I received an answer to my original question, but realize I left out some info. My unborn son has been diagnosed w/ pulmonary atresia with hypoplastic right heart, as well as tricuspid atresia. The answer to my last question explained the possibility of perforating the atresic pulmonary valve plate to make the heart a two-ventricle heart. The option given by the doctors was for the shunt to replace the ductus arteriosus, which will require other surgeries as he grows. The explanation of the tricuspid atresia was that there is a back-flow into the tricuspid valve. Also that the right ventricle is smaller than it should be. Also now, they have discover that the baby has a dysrythmia w/ PAC. Doctors have already decided that the ductus arteriosus will be kept open using prostaglandin & they want to perform the surgery within the week of his birth.
My next question is, With all of these things being present, is the Shunt procedure more than likely the best option for my son? Also, I am currently ( @ 7 1/2 mths pregnant) at risk of going into preterm labor, and have already dialated one centimeter, with the fetus currently weighing 2lbs10oz. What are the risks and are they greater if the infant is born under normal birth weight of at least 5lbs? Also in light of all information given is it more than likely that these things will play a role in the option of perforating the atresic valve plate or going ahead with the shunt operation.

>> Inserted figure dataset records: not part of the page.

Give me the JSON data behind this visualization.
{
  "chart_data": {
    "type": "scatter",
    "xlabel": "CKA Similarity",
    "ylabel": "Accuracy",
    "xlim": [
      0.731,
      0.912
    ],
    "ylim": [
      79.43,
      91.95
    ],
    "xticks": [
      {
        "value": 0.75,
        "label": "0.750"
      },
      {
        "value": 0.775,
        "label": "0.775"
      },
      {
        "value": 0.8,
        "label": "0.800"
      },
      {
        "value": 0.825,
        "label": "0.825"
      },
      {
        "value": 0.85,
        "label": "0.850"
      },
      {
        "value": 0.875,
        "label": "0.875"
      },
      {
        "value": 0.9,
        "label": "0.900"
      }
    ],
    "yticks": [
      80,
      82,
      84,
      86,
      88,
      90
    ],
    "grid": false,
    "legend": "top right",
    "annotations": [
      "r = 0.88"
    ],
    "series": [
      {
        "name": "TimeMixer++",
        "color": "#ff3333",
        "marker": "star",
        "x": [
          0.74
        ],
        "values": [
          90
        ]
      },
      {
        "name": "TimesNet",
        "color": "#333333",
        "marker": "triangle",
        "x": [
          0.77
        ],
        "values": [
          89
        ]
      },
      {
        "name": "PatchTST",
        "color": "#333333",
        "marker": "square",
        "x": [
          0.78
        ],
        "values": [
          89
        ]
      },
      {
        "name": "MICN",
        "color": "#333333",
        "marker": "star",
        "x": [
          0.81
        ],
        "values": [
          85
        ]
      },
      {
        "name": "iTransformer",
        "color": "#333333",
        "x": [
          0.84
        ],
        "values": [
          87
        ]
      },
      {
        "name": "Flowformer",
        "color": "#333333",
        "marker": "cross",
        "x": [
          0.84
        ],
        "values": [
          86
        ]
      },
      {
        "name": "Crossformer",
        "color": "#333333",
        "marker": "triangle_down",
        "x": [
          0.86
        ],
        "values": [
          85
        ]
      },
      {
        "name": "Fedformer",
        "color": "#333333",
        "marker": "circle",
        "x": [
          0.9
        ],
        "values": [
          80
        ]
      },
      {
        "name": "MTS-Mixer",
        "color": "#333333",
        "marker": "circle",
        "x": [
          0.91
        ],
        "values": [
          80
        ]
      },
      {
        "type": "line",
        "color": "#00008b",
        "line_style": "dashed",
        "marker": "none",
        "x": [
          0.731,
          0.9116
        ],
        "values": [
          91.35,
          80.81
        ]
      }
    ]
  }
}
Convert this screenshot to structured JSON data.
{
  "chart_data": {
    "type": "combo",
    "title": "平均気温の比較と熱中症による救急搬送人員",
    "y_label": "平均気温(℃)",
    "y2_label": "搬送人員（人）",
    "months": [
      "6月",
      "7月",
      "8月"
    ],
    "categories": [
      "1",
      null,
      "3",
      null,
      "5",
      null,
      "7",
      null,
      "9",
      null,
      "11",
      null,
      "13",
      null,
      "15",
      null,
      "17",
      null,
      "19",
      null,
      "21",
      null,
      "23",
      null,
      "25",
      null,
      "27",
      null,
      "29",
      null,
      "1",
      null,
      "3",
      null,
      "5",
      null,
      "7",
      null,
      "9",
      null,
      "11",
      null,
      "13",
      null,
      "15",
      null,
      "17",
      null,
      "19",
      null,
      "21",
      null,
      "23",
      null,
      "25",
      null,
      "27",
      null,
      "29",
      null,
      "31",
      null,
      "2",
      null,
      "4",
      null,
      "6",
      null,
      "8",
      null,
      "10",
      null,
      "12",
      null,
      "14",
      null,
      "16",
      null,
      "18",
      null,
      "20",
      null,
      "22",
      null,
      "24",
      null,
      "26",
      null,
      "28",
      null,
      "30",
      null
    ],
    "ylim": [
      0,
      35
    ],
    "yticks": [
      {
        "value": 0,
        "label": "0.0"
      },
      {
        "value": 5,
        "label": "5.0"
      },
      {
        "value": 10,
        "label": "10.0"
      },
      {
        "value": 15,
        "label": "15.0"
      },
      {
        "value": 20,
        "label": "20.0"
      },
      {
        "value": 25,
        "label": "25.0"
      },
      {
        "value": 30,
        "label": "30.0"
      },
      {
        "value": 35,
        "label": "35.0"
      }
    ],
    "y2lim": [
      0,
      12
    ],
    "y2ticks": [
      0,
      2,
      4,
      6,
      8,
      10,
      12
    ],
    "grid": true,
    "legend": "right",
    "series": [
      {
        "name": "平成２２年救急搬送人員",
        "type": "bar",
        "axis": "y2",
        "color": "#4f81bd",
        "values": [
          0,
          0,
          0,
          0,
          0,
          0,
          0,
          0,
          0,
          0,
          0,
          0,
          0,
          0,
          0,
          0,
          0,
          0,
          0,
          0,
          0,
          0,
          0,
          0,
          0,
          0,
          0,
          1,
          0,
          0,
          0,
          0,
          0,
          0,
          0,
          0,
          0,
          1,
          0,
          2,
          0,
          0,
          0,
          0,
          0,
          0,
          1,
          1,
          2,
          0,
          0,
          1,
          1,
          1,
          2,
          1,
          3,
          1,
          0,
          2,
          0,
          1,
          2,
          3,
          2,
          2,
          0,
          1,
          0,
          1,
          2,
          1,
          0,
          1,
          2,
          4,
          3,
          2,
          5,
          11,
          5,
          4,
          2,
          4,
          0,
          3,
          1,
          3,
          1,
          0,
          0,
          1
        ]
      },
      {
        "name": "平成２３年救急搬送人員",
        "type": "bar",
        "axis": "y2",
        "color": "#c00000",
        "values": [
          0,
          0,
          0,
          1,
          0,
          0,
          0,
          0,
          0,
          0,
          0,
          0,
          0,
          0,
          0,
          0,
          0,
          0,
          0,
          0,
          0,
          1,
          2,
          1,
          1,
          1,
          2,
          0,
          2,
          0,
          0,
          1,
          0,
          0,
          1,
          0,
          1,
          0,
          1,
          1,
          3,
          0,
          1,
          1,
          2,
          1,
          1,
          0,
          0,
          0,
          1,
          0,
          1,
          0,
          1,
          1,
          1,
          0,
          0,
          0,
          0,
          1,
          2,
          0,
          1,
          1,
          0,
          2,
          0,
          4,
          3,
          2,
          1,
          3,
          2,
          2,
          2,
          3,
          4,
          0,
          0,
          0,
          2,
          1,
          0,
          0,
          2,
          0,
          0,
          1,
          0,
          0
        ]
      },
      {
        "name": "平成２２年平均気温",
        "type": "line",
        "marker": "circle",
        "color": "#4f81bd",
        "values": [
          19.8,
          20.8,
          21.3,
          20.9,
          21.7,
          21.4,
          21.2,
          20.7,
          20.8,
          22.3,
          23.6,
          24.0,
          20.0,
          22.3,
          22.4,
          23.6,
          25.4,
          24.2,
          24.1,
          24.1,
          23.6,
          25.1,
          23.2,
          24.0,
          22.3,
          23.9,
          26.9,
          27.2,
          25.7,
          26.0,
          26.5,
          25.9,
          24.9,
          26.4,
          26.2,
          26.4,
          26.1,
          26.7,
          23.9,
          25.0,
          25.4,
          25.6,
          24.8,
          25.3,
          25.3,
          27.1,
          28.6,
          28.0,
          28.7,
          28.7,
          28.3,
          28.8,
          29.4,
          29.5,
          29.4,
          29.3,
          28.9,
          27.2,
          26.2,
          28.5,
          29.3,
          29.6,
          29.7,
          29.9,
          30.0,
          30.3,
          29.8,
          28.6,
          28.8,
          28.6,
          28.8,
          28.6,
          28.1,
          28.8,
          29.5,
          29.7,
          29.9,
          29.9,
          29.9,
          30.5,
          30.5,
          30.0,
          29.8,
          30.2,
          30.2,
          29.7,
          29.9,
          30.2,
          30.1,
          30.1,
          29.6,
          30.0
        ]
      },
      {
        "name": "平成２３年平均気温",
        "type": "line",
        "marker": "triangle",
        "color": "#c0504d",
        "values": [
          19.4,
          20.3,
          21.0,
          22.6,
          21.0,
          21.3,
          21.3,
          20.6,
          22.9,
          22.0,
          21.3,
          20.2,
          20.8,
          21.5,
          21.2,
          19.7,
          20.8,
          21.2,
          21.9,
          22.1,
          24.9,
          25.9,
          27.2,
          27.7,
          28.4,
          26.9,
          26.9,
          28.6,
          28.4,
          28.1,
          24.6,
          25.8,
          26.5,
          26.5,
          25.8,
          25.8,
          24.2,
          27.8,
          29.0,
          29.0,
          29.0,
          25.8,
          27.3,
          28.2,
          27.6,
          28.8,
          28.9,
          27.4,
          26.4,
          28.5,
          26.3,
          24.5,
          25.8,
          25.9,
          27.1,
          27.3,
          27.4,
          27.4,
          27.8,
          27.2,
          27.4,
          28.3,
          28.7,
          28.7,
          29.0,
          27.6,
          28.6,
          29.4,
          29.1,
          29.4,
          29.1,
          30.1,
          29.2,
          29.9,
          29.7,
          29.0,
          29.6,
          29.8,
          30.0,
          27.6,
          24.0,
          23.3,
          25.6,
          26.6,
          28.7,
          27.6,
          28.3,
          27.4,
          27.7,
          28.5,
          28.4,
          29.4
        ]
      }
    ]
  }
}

If the right ventricle is severely hypoplastic, then your son will have to undergo placement of a modified Blalock-Taussig shunt to allow blood to get to the lungs. He will be treated as if he has what is referred to as single ventricle physiology, which means that he only has one functioning ventricle. He will eventually require conversion of the initial shunt to a Glenn anastomosis, which takes down the B-T shunt and connects the venous blood return from the head and neck directly to the pulmonary arteries. Later, a third surgery will involve the Fontan anastomosis, in which his lower body venous return will be connected directly to the pulmonary arteries.
In the end, based on what you are telling me (and in the absence of evaluating your son), it appears that a shunt OR cardiac transplantation would be the only two choices. Do realize that the coronary arteries occasionally can be dependent upon the elevated right ventricular pressures and can cause the heart to fail over time if this is not able to be remedied. In these cases, cardiac transplantation is the only option. Finally, a smaller birth weight certainly does increase the risks of surgical outcomes, including putting in a shunt that is too big, having him outgrow the shunt more quickly, kinking the pulmonary arteries, and damaging the lungs. Hopefully your son will make it to term to reduce this risk.